Paul JANIN (1890-1973). La mort du soldat (Grande Guerre 1914-1918). Huile sur toile, 1922. 82 x 130 cm.

C’était au temps où les hommes mouraient sur les champs de bataille. Sur les bancs de l’école, les enfants apprenaient qu’il en était ainsi : un soldat devait savoir mourir pour son pays, pour sa mère-patrie. On lui avait donné la vie, il fallait qu’il puisse la rendre.

Comme tous les tableaux qui entrent dans les collections de la Fondation, « Le soldat mort » a été exposé lors du conseil d’administration qui a suivi son acquisition. Il s’est alors passé quelque chose d’étrange. Plusieurs administrateurs, le découvrant, l’ont photographié. Avec application, posément. Ils ne l’avaient fait pour aucun autre tableau auparavant ; pourtant, il y en avait eu de très beaux.

Ce soldat mort attire et fascine. Ce n’est pas le tableau qui est beau, c’est cet homme mort, ce dormeur du val, qui nous captive par son sommeil de pierre déjà frappée de lividité. Entre la solidité de marbre éternel et la fragilité d’une chair qui s’altère s’impose la terrible esthétique de la mort qui nous appelle et nous repousse, qui nous impose une confrontation à la vérité, à nous-même.
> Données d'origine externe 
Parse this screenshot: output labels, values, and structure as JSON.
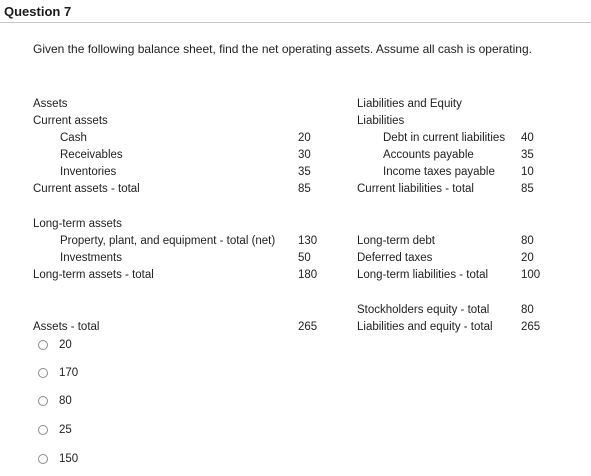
{
  "question": {
    "title": "Question 7",
    "text": "Given the following balance sheet, find the net operating assets. Assume all cash is operating."
  },
  "assets": {
    "heading": "Assets",
    "current_heading": "Current assets",
    "cash_label": "Cash",
    "cash_value": "20",
    "receivables_label": "Receivables",
    "receivables_value": "30",
    "inventories_label": "Inventories",
    "inventories_value": "35",
    "current_total_label": "Current assets - total",
    "current_total_value": "85",
    "longterm_heading": "Long-term assets",
    "ppe_label": "Property, plant, and equipment - total (net)",
    "ppe_value": "130",
    "investments_label": "Investments",
    "investments_value": "50",
    "longterm_total_label": "Long-term assets - total",
    "longterm_total_value": "180",
    "total_label": "Assets - total",
    "total_value": "265"
  },
  "liabilities": {
    "heading": "Liabilities and Equity",
    "sub_heading": "Liabilities",
    "debt_label": "Debt in current liabilities",
    "debt_value": "40",
    "ap_label": "Accounts payable",
    "ap_value": "35",
    "itp_label": "Income taxes payable",
    "itp_value": "10",
    "current_total_label": "Current liabilities - total",
    "current_total_value": "85",
    "ltdebt_label": "Long-term debt",
    "ltdebt_value": "80",
    "deferred_label": "Deferred taxes",
    "deferred_value": "20",
    "lt_total_label": "Long-term liabilities - total",
    "lt_total_value": "100",
    "equity_label": "Stockholders equity - total",
    "equity_value": "80",
    "le_total_label": "Liabilities and equity - total",
    "le_total_value": "265"
  },
  "options": [
    "20",
    "170",
    "80",
    "25",
    "150"
  ]
}
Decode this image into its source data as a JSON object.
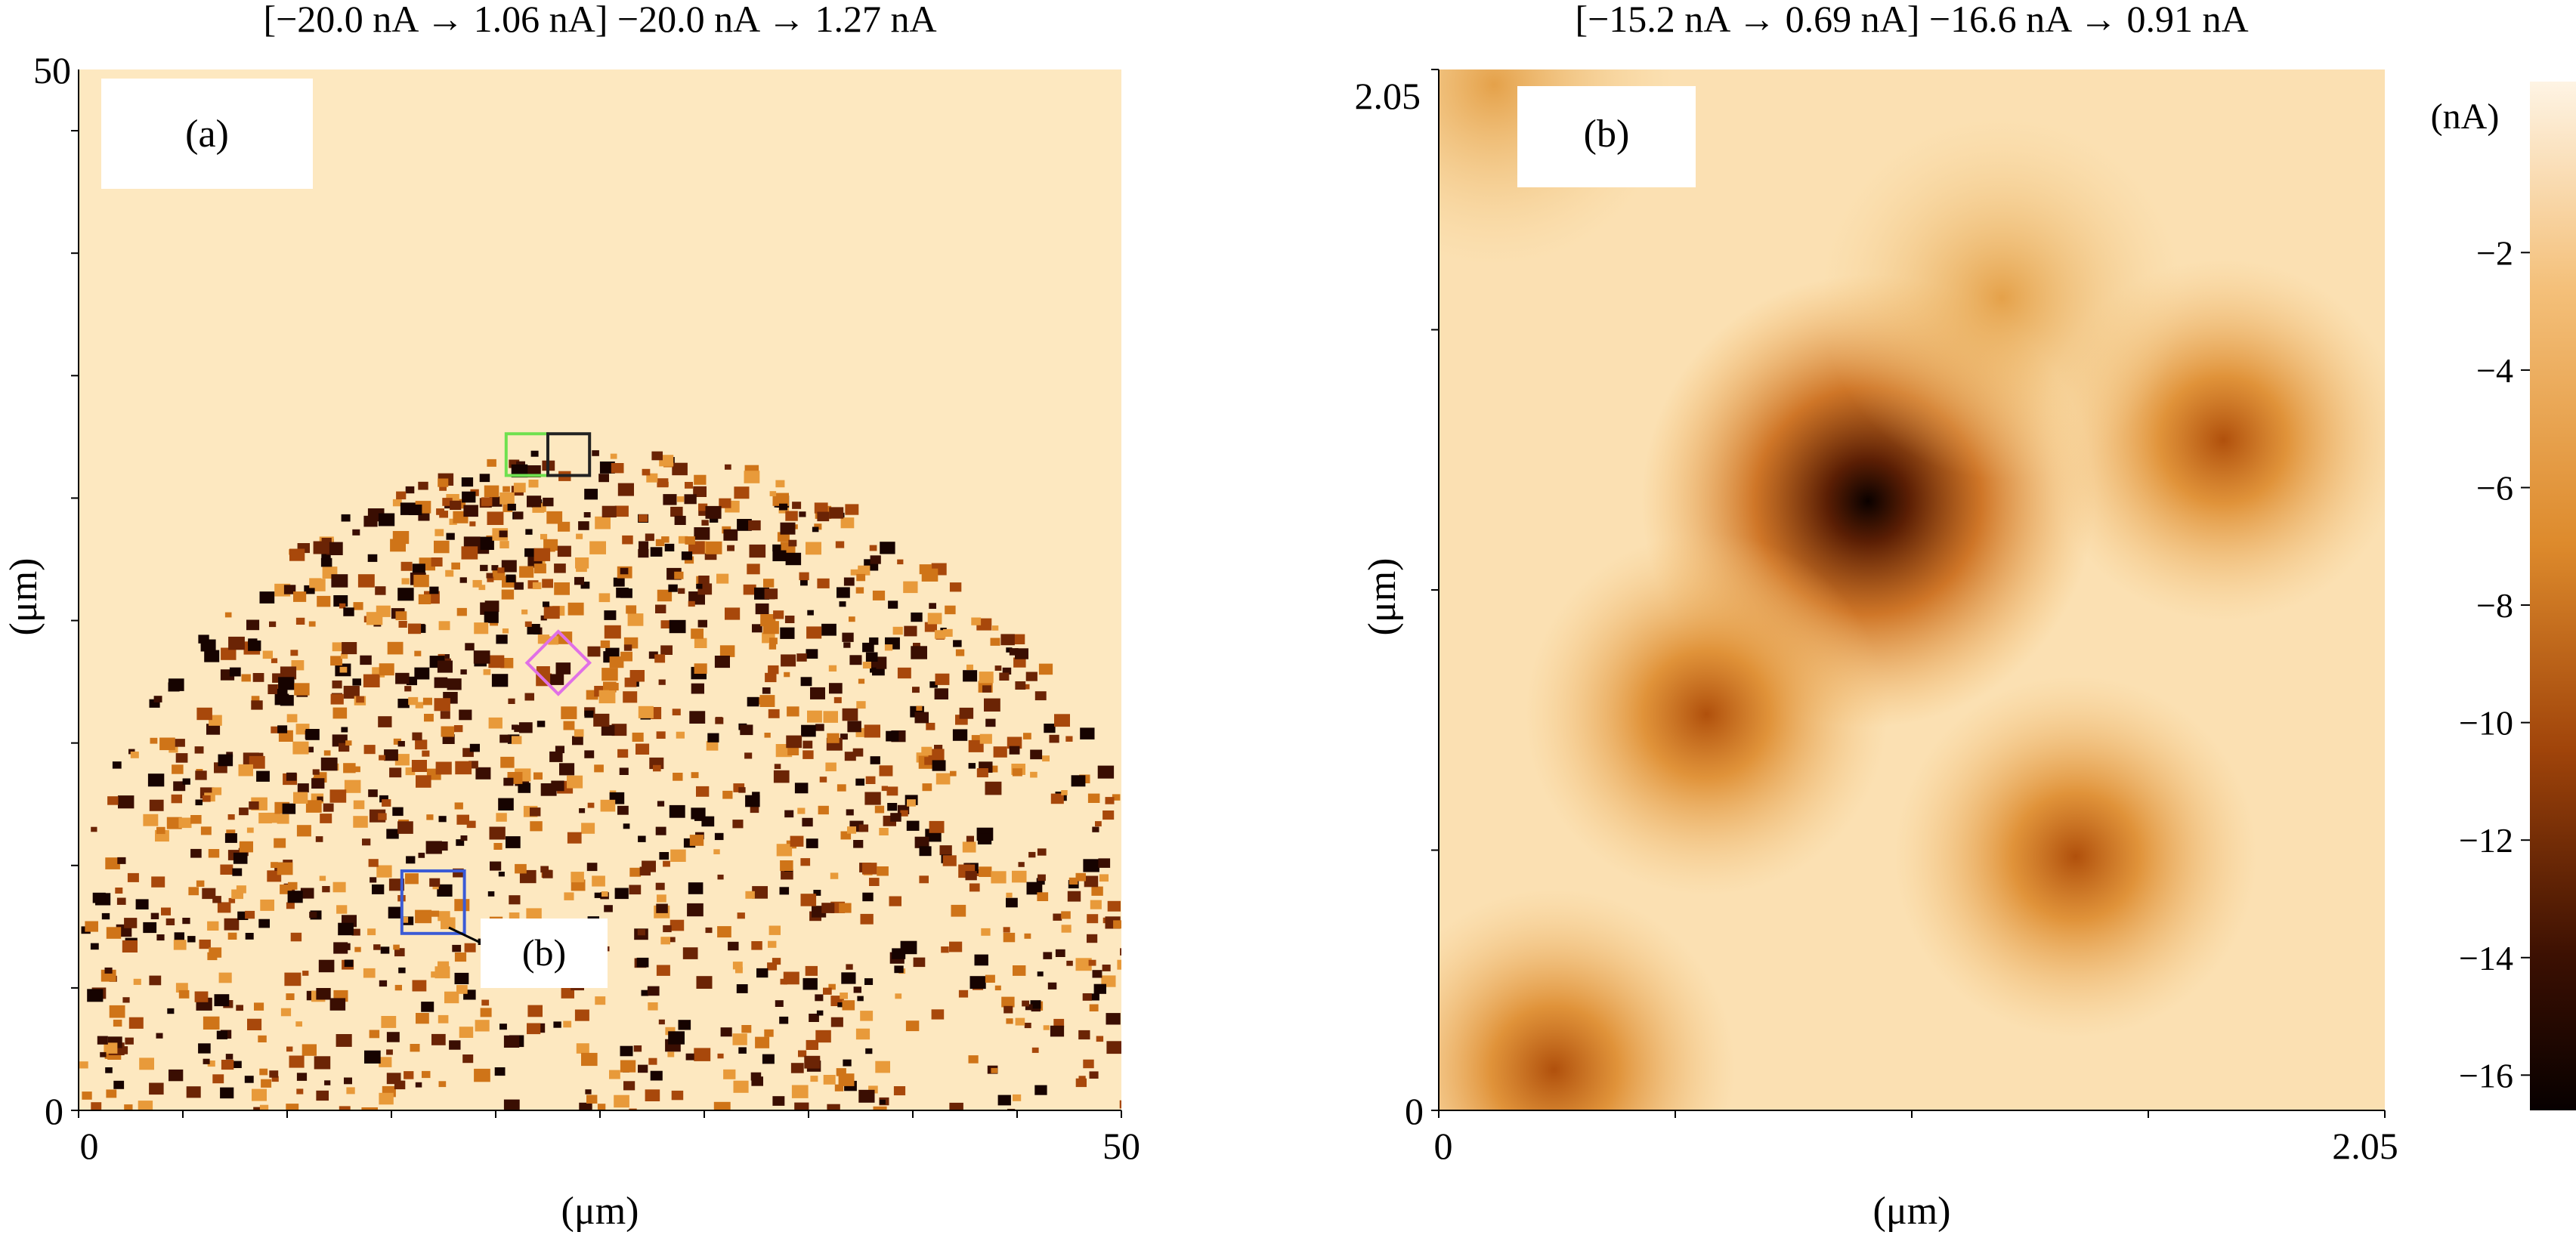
{
  "chart_data": [
    {
      "type": "heatmap",
      "panel_label": "(a)",
      "title": "[−20.0 nA → 1.06 nA] −20.0 nA → 1.27 nA",
      "xlabel": "(μm)",
      "ylabel": "(μm)",
      "xlim": [
        0,
        50
      ],
      "ylim": [
        0,
        50
      ],
      "x_tick_labels": [
        "0",
        "50"
      ],
      "y_tick_labels": [
        "0",
        "50"
      ],
      "inset_label": "(b)",
      "description_of_field": "Circular-cap region of dense dark spots below y≈32 μm, uniform light background above",
      "colors": {
        "background": "#fde8c0",
        "low": "#120200",
        "mid": "#c8620f",
        "high": "#fef4e4"
      },
      "markers": [
        {
          "shape": "square",
          "color": "#3b5bd6",
          "center": [
            17,
            10
          ],
          "size": 3
        },
        {
          "shape": "square",
          "color": "#6fe04f",
          "center": [
            21.5,
            31.5
          ],
          "size": 2
        },
        {
          "shape": "square",
          "color": "#222222",
          "center": [
            23.5,
            31.5
          ],
          "size": 2
        },
        {
          "shape": "diamond",
          "color": "#e070e6",
          "center": [
            23,
            21.5
          ],
          "size": 3
        }
      ]
    },
    {
      "type": "heatmap",
      "panel_label": "(b)",
      "title": "[−15.2 nA → 0.69 nA] −16.6 nA → 0.91 nA",
      "xlabel": "(μm)",
      "ylabel": "(μm)",
      "xlim": [
        0,
        2.05
      ],
      "ylim": [
        0,
        2.05
      ],
      "x_tick_labels": [
        "0",
        "2.05"
      ],
      "y_tick_labels": [
        "0",
        "2.05"
      ],
      "blobs": [
        {
          "x": 0.93,
          "y": 1.2,
          "value_nA": -16.2
        },
        {
          "x": 0.58,
          "y": 0.78,
          "value_nA": -8.5
        },
        {
          "x": 1.7,
          "y": 1.32,
          "value_nA": -6.5
        },
        {
          "x": 1.38,
          "y": 0.5,
          "value_nA": -6.0
        },
        {
          "x": 1.22,
          "y": 1.6,
          "value_nA": -3.0
        },
        {
          "x": 0.25,
          "y": 0.08,
          "value_nA": -6.0
        },
        {
          "x": 0.12,
          "y": 2.02,
          "value_nA": -5.0
        }
      ],
      "colorbar": {
        "unit_label": "(nA)",
        "range": [
          -16.6,
          0.91
        ],
        "ticks": [
          -2,
          -4,
          -6,
          -8,
          -10,
          -12,
          -14,
          -16
        ],
        "tick_labels": [
          "−2",
          "−4",
          "−6",
          "−8",
          "−10",
          "−12",
          "−14",
          "−16"
        ]
      }
    }
  ]
}
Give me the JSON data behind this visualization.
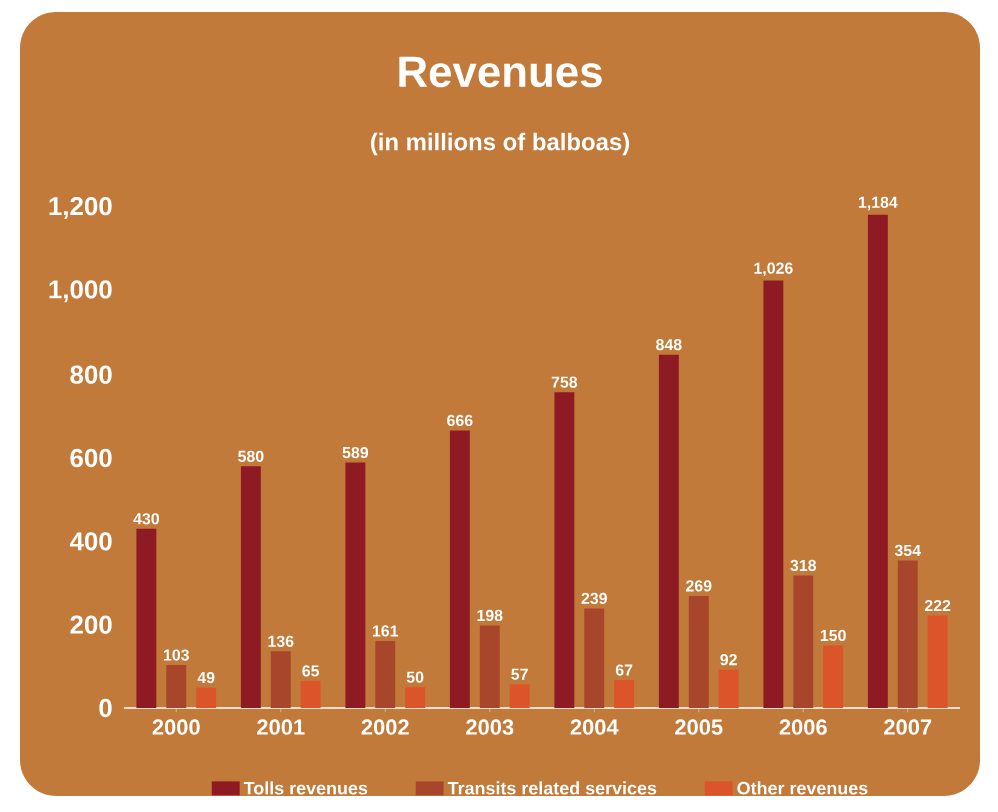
{
  "chart_data": {
    "type": "bar",
    "title": "Revenues",
    "subtitle": "(in millions of balboas)",
    "categories": [
      "2000",
      "2001",
      "2002",
      "2003",
      "2004",
      "2005",
      "2006",
      "2007"
    ],
    "series": [
      {
        "name": "Tolls revenues",
        "color": "#8e1b24",
        "values": [
          430,
          580,
          589,
          666,
          758,
          848,
          1026,
          1184
        ],
        "value_labels": [
          "430",
          "580",
          "589",
          "666",
          "758",
          "848",
          "1,026",
          "1,184"
        ]
      },
      {
        "name": "Transits related services",
        "color": "#a8462c",
        "values": [
          103,
          136,
          161,
          198,
          239,
          269,
          318,
          354
        ],
        "value_labels": [
          "103",
          "136",
          "161",
          "198",
          "239",
          "269",
          "318",
          "354"
        ]
      },
      {
        "name": "Other revenues",
        "color": "#dc5429",
        "values": [
          49,
          65,
          50,
          57,
          67,
          92,
          150,
          222
        ],
        "value_labels": [
          "49",
          "65",
          "50",
          "57",
          "67",
          "92",
          "150",
          "222"
        ]
      }
    ],
    "ylim": [
      0,
      1200
    ],
    "yticks": [
      {
        "value": 0,
        "label": "0"
      },
      {
        "value": 200,
        "label": "200"
      },
      {
        "value": 400,
        "label": "400"
      },
      {
        "value": 600,
        "label": "600"
      },
      {
        "value": 800,
        "label": "800"
      },
      {
        "value": 1000,
        "label": "1,000"
      },
      {
        "value": 1200,
        "label": "1,200"
      }
    ],
    "grid": false,
    "legend": "bottom"
  }
}
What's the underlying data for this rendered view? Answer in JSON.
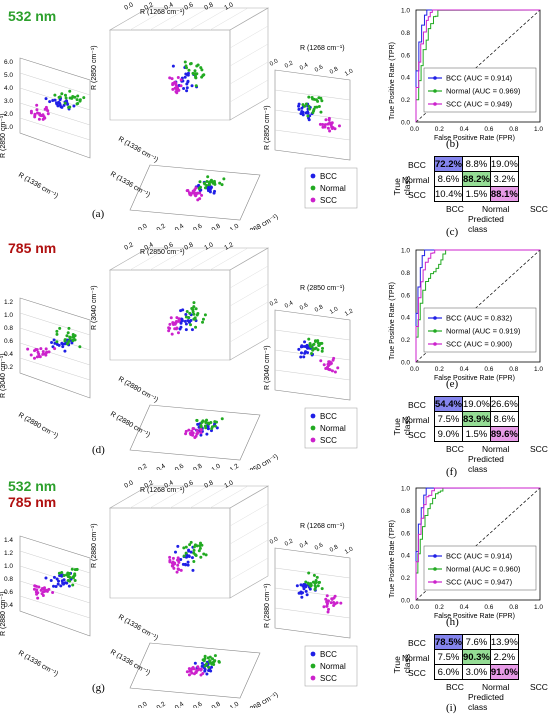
{
  "wavelengths": {
    "w532": "532 nm",
    "w785": "785 nm"
  },
  "colors": {
    "BCC": "#1f1fe6",
    "Normal": "#22aa22",
    "SCC": "#cc22cc",
    "green_text": "#2ca02c",
    "red_text": "#b01010"
  },
  "panel_labels": [
    "(a)",
    "(b)",
    "(c)",
    "(d)",
    "(e)",
    "(f)",
    "(g)",
    "(h)",
    "(i)"
  ],
  "legend": [
    "BCC",
    "Normal",
    "SCC"
  ],
  "axes3d": {
    "a": {
      "x": "R (1268 cm⁻¹)",
      "y": "R (1336 cm⁻¹)",
      "z": "R (2850 cm⁻¹)",
      "xticks": [
        "0.0",
        "0.2",
        "0.4",
        "0.6",
        "0.8",
        "1.0"
      ],
      "zticks": [
        "6.0",
        "5.0",
        "4.0",
        "3.0",
        "2.0",
        "1.0"
      ]
    },
    "d": {
      "x": "R (2850 cm⁻¹)",
      "y": "R (2880 cm⁻¹)",
      "z": "R (3040 cm⁻¹)",
      "xticks": [
        "0.2",
        "0.4",
        "0.6",
        "0.8",
        "1.0",
        "1.2"
      ],
      "zticks": [
        "1.2",
        "1.0",
        "0.8",
        "0.6",
        "0.4",
        "0.2"
      ]
    },
    "g": {
      "x": "R (1268 cm⁻¹)",
      "y": "R (1336 cm⁻¹)",
      "z": "R (2880 cm⁻¹)",
      "xticks": [
        "0.0",
        "0.2",
        "0.4",
        "0.6",
        "0.8",
        "1.0"
      ],
      "zticks": [
        "1.4",
        "1.2",
        "1.0",
        "0.8",
        "0.6",
        "0.4"
      ]
    }
  },
  "roc": {
    "ylabel": "True Positive Rate (TPR)",
    "xlabel": "False Positive Rate (FPR)",
    "ticks": [
      "0.0",
      "0.2",
      "0.4",
      "0.6",
      "0.8",
      "1.0"
    ],
    "b": [
      "BCC (AUC = 0.914)",
      "Normal (AUC = 0.969)",
      "SCC (AUC = 0.949)"
    ],
    "e": [
      "BCC (AUC = 0.832)",
      "Normal (AUC = 0.919)",
      "SCC (AUC = 0.900)"
    ],
    "h": [
      "BCC (AUC = 0.914)",
      "Normal (AUC = 0.960)",
      "SCC (AUC = 0.947)"
    ]
  },
  "confusion": {
    "ylabel": "True class",
    "xlabel": "Predicted class",
    "classes": [
      "BCC",
      "Normal",
      "SCC"
    ],
    "c": [
      [
        "72.2%",
        "8.8%",
        "19.0%"
      ],
      [
        "8.6%",
        "88.2%",
        "3.2%"
      ],
      [
        "10.4%",
        "1.5%",
        "88.1%"
      ]
    ],
    "f": [
      [
        "54.4%",
        "19.0%",
        "26.6%"
      ],
      [
        "7.5%",
        "83.9%",
        "8.6%"
      ],
      [
        "9.0%",
        "1.5%",
        "89.6%"
      ]
    ],
    "i": [
      [
        "78.5%",
        "7.6%",
        "13.9%"
      ],
      [
        "7.5%",
        "90.3%",
        "2.2%"
      ],
      [
        "6.0%",
        "3.0%",
        "91.0%"
      ]
    ]
  }
}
« Le soldat mort » est un bon tableau, efficace, direct, simple. Solidement charpenté, il est construit comme un paysage traditionnel, le corps découpant une « Sainte-Victoire » symboliste aux formes équarries sur une banale ligne d’horizon. Mais la montagne ici recèle un drame qui se joue en plusieurs actes. Le corps minéral et anguleux du soldat présage le monument aux morts des villages –commémoration des gloires absurdes et des saignées ineptes.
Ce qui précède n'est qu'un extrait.